Milhares de pessoas participaram no último domingo (11) de uma onda de protestos em Cuba para reclamar da falta de bens básicos, de restrições às liberdades civis e da atuação do governo no enfrentamento a um surto de infecções pela Covid-19. As manifestações foram as mais significativas das últimas décadas no país e despertaram reações internacionais. Diversos países e as Nações Unidas pediram que o governo cubano respeitasse o direito dos cidadãos de se expressar. Já as autoridades de Cuba culparam as sanções comerciais impostas pelos Estados Unidos pelos problemas econômicos que teriam motivado os protestos.
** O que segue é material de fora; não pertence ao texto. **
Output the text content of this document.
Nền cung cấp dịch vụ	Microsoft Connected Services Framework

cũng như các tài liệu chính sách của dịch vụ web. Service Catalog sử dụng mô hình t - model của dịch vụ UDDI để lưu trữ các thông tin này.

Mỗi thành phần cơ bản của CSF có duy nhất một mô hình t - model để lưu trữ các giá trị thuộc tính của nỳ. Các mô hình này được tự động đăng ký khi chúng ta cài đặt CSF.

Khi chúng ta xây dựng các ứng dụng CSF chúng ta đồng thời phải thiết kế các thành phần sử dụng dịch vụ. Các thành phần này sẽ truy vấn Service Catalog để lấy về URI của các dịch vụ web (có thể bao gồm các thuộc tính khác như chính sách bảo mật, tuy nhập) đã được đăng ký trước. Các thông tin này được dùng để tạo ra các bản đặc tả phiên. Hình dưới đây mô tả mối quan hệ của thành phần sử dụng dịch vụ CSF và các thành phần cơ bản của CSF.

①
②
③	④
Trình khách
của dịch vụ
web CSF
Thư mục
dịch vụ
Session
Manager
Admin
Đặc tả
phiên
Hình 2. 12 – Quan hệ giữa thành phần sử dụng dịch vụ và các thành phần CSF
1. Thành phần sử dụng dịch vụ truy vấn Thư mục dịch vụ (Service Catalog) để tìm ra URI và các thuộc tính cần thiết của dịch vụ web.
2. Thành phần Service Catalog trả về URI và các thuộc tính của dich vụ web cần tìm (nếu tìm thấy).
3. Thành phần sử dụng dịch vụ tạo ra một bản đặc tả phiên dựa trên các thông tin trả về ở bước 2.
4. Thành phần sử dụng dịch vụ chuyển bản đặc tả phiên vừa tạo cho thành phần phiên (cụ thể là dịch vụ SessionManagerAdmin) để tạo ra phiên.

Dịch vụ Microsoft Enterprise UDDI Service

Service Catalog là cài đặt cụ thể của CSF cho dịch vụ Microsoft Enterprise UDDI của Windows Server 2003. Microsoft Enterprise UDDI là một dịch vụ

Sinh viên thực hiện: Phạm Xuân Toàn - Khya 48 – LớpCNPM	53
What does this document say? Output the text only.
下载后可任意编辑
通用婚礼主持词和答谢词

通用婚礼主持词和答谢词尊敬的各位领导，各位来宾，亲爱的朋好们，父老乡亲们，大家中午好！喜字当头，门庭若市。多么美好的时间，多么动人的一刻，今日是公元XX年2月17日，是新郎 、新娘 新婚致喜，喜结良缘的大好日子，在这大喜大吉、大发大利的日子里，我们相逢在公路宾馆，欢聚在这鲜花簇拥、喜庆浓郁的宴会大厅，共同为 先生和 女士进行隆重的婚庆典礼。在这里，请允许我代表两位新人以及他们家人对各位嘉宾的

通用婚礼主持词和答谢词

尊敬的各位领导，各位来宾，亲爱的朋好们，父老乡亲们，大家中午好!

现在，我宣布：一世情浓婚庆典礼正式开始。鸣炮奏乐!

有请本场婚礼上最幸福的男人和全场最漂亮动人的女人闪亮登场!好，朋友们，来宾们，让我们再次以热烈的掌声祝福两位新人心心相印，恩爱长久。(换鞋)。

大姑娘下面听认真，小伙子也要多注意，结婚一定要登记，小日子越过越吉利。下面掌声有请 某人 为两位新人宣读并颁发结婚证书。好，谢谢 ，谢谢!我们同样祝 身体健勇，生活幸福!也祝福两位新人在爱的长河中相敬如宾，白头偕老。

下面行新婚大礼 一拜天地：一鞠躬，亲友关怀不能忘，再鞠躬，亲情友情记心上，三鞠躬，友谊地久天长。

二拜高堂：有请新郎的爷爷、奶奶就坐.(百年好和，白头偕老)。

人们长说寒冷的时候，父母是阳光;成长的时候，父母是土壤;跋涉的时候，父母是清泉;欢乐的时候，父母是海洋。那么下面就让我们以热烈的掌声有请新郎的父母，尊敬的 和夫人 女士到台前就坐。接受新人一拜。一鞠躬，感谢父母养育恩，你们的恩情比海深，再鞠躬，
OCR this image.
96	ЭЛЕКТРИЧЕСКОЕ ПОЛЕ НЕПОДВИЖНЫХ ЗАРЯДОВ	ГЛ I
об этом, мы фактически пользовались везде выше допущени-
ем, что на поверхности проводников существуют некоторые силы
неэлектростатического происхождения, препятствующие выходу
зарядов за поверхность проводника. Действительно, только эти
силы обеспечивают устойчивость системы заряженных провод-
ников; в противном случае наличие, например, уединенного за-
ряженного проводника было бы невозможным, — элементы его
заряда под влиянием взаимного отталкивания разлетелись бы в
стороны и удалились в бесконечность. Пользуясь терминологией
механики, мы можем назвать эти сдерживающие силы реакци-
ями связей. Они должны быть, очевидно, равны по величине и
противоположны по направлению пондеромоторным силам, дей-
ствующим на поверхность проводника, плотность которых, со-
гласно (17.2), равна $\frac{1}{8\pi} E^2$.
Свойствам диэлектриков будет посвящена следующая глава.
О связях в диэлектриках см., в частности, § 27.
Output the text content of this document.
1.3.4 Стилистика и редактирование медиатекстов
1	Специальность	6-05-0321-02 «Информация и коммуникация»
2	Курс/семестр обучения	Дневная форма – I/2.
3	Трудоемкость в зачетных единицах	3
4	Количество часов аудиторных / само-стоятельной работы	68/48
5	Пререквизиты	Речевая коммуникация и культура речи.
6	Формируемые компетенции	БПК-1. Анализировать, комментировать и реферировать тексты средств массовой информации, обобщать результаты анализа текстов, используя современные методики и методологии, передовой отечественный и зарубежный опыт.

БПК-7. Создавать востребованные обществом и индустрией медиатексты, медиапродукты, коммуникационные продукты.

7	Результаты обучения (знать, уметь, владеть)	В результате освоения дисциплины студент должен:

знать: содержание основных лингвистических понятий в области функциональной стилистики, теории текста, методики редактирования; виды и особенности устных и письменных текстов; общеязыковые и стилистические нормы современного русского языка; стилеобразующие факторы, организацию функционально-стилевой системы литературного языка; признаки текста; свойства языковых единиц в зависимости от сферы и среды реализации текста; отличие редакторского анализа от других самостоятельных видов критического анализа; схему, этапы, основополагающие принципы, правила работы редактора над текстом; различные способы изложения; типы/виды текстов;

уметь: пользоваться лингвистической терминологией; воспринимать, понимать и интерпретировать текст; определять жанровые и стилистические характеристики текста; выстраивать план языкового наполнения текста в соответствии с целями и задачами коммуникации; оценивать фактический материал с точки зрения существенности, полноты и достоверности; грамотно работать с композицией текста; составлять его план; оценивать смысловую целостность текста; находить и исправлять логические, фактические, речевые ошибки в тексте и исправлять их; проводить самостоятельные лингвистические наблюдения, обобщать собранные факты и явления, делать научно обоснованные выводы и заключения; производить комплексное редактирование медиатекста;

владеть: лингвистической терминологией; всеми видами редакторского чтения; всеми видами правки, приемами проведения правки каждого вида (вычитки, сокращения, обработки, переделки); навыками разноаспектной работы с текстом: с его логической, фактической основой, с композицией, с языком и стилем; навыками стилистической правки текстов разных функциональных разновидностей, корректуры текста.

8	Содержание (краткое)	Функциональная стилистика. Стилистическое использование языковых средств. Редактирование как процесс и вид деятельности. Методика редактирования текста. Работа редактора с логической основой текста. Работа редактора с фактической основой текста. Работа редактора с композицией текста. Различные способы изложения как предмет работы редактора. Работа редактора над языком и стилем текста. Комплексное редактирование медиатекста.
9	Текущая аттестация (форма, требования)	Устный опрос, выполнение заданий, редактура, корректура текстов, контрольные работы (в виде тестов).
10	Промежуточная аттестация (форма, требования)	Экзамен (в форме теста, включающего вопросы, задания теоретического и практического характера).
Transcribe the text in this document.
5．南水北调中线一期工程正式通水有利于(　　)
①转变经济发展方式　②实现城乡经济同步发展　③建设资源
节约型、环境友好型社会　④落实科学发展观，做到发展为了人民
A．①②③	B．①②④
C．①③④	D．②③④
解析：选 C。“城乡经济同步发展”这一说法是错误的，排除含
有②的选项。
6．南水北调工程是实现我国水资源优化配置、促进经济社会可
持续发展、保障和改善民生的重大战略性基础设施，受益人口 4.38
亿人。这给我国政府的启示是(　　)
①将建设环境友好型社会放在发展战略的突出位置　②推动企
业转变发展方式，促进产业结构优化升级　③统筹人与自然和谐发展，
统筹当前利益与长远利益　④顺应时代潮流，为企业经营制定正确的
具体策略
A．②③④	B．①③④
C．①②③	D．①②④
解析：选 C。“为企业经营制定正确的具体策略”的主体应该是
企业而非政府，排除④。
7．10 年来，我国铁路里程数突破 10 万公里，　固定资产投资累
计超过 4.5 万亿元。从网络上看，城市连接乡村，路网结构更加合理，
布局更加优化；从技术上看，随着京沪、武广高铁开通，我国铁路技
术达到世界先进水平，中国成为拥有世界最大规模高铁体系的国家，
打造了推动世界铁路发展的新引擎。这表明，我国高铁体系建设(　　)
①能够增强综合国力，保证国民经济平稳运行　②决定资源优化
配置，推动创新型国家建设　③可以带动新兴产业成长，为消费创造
Neste episódio do E Tem Mais, Carol Nogueira fala sobre os acontecimentos singulares registrados em Cuba nos últimos dias. O editor de internacional da CNN Brasil Renan de Souza e o cientista político Maurício Santoro, do Departamento de Relações Internacionais da Uerj (Universidade do Estado do Rio de Janeiro), descrevem os fatores que contribuíram para a eclosão dos protestos: o processo de transição política que a ilha atravessa com a chegada ao poder do presidente Miguel Diaz-Canel e o impacto da pandemia da Covid-19 no turismo, principal setor da economia local. (Da CNN, em São Paulo)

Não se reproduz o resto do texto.